Jean-Michel Frodon, mis à jour le 09.09.2017 à 16 h 20

Inégale et disparate, la sélection de la Mostra recèle pourtant quelques belles découvertes où, sans grande surprise, le documentaire et l'Asie se taillent les meilleures parts.

Extraits d'«Angels Wear White», «Three Bilboards Outside Ebbing, Missouri» et «La Nuit où j'ai nagé»

Extraits d'«Angels Wear White», «Three Bilboards Outside Ebbing, Missouri» et «La Nuit où j'ai nagé»

Année après année se confirme le statut compliqué du plus ancien festival du monde, la Mostra de Venise, dont la 74e édition se tient du 30 août au 9 septembre. Deux phénomènes négatifs aggravent sa situation vis-à-vis des manifestations qui lui sont traditionnellement comparées, Cannes et Berlin.

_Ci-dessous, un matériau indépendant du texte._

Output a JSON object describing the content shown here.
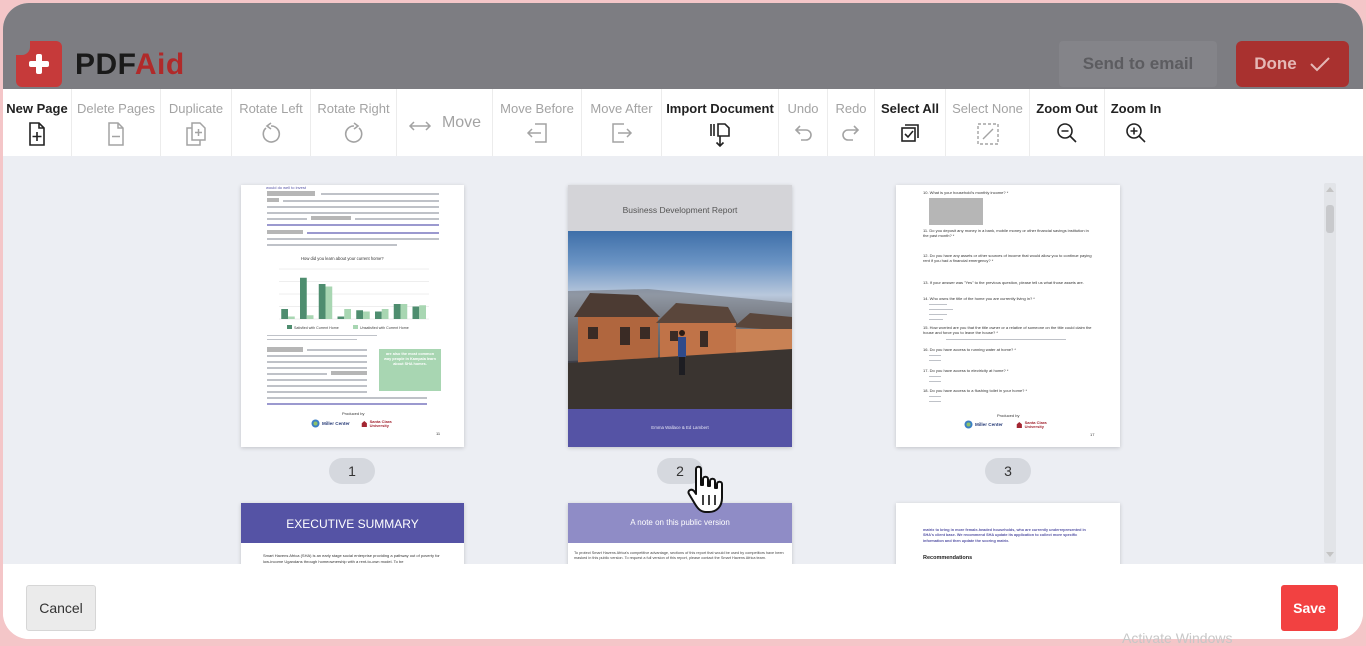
{
  "app": {
    "brand_part1": "PDF",
    "brand_part2": "Aid",
    "send_to_email": "Send to email",
    "done": "Done"
  },
  "toolbar": {
    "new_page": "New Page",
    "delete_pages": "Delete Pages",
    "duplicate": "Duplicate",
    "rotate_left": "Rotate Left",
    "rotate_right": "Rotate Right",
    "move": "Move",
    "move_before": "Move Before",
    "move_after": "Move After",
    "import_document": "Import Document",
    "undo": "Undo",
    "redo": "Redo",
    "select_all": "Select All",
    "select_none": "Select None",
    "zoom_out": "Zoom Out",
    "zoom_in": "Zoom In"
  },
  "pages": [
    {
      "number": "1",
      "link_text": "would do well to invest",
      "chart_title": "How did you learn about your current home?",
      "legend_a": "Satisfied with Current Home",
      "legend_b": "Unsatisfied with Current Home",
      "callout": "are also the most common way people in Kampala learn about SHA homes.",
      "produced_by": "Produced by",
      "logo_a": "Miller Center",
      "logo_b": "Santa Clara University",
      "page_no": "11"
    },
    {
      "number": "2",
      "title": "Business Development Report",
      "authors": "Emma Wallace & Ed Lambert"
    },
    {
      "number": "3",
      "q10": "10. What is your household's monthly income? *",
      "q11": "11. Do you deposit any money in a bank, mobile money or other financial savings institution in the past month? *",
      "q12": "12. Do you have any assets or other sources of income that would allow you to continue paying rent if you had a financial emergency? *",
      "q13": "13. If your answer was \"Yes\" to the previous question, please tell us what those assets are.",
      "q14": "14. Who owns the title of the home you are currently living in? *",
      "q15": "15. How worried are you that the title owner or a relative of someone on the title could claim the house and force you to leave the house? *",
      "q16": "16. Do you have access to running water at home? *",
      "q17": "17. Do you have access to electricity at home? *",
      "q18": "18. Do you have access to a flushing toilet in your home? *",
      "produced_by": "Produced by",
      "logo_a": "Miller Center",
      "logo_b": "Santa Clara University",
      "page_no": "17"
    },
    {
      "title": "EXECUTIVE SUMMARY",
      "body": "Smart Havens Africa (SHA) is an early stage social enterprise providing a pathway out of poverty for low-income Ugandans through homeownership with a rent-to-own model. To be"
    },
    {
      "title": "A note on this public version",
      "body": "To protect Smart Havens Africa's competitive advantage, sections of this report that would be used by competitors have been masked in this public version. To request a full version of this report, please contact the Smart Havens Africa team."
    },
    {
      "body": "matrix to bring in more female-headed households, who are currently underrepresented in SHA's client base. We recommend SHA update its application to collect more specific information and then update the scoring matrix.",
      "heading": "Recommendations"
    }
  ],
  "footer": {
    "cancel": "Cancel",
    "save": "Save",
    "watermark": "Activate Windows"
  },
  "colors": {
    "header_bg": "#7d7d82",
    "brand_red": "#c63a3a",
    "save_red": "#f24141",
    "report_purple": "#5553a5",
    "bar_green": "#4e8d6f",
    "bar_light_green": "#a8d6b2"
  },
  "chart_data": {
    "type": "bar",
    "title": "How did you learn about your current home?",
    "categories": [
      "1",
      "2",
      "3",
      "4",
      "5",
      "6",
      "7",
      "8"
    ],
    "ylim": [
      0,
      40
    ],
    "series": [
      {
        "name": "Satisfied with Current Home",
        "values": [
          8,
          33,
          28,
          2,
          7,
          6,
          12,
          10
        ]
      },
      {
        "name": "Unsatisfied with Current Home",
        "values": [
          2,
          3,
          26,
          8,
          6,
          8,
          12,
          11
        ]
      }
    ]
  }
}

L’une est la concurrence des deux grands festivals nord-américains, Telluride, juste avant, et surtout Toronto qui commence pendant que Venise a lieu. L’autre tient à l’état de médiocrité du cinéma du pays hôte, médiocrité à laquelle l’Italie ne s’est pas résignée –alors que la Berlinale, par exemple, ne se pose pas la question de l’état du cinéma allemand et ne prétend pas s'en faire à toute force une vitrine.

La conséquence est qu’il est quasi-impossible d’émettre une opinion sur l’ensemble de la programmation, extraordinairement hétérogène et inégale. À mi-parcours de son déroulement, on ne peut que pointer quelques objets singuliers ayant émergé de ce bric-à-brac.

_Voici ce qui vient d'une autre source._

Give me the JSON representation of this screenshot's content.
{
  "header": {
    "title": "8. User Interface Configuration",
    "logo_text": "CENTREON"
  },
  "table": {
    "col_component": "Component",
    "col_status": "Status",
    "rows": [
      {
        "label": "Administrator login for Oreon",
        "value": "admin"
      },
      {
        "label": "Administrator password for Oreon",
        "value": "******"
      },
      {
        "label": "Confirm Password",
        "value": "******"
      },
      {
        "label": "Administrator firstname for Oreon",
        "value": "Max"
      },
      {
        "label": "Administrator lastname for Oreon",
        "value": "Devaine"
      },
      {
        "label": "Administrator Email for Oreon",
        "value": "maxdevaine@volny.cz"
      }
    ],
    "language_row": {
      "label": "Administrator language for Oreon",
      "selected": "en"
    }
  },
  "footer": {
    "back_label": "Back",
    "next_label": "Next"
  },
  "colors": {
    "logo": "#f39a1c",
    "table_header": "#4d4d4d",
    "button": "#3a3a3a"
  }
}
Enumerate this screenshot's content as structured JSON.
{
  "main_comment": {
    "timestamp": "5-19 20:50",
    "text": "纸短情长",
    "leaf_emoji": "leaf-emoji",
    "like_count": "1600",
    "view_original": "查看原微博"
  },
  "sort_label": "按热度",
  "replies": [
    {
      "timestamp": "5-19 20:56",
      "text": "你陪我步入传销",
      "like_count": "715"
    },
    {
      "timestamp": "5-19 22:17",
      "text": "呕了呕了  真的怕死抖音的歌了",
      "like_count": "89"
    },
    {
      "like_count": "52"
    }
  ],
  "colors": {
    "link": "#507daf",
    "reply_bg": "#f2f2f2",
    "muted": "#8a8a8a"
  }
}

Deux documentaires d'exception

Le plus mémorable se tient en deux titres, qui malgré leurs différences considérables, relèvent du documentaire. Le premier est une pure merveille de cinéma politique au plus beau sens du mot.

Vue d'ensemble du bâtiment principal de la New York Public Library

Avec EX LIBRIS, Frederick Wiseman fait bien plus que décrire cette extraordinaire lieu voué à l’accueil des lecteurs à Manhattan qu'est la Bibliothèque publique de New York.

Séquence après séquence, chacune prenant le temps de rendre sensible une situation, le film déploie un gigantesque réseau d’action publique dont les quelque 80 implantations relevant de la bibliothèque dans tous les quartiers de New York sont les instruments. On reviendra à sa sortie, prévue le 1er novembre, sur cette fresque émouvante et précise de ce que pourrait, devrait être le travail d’une institution de la démocratie.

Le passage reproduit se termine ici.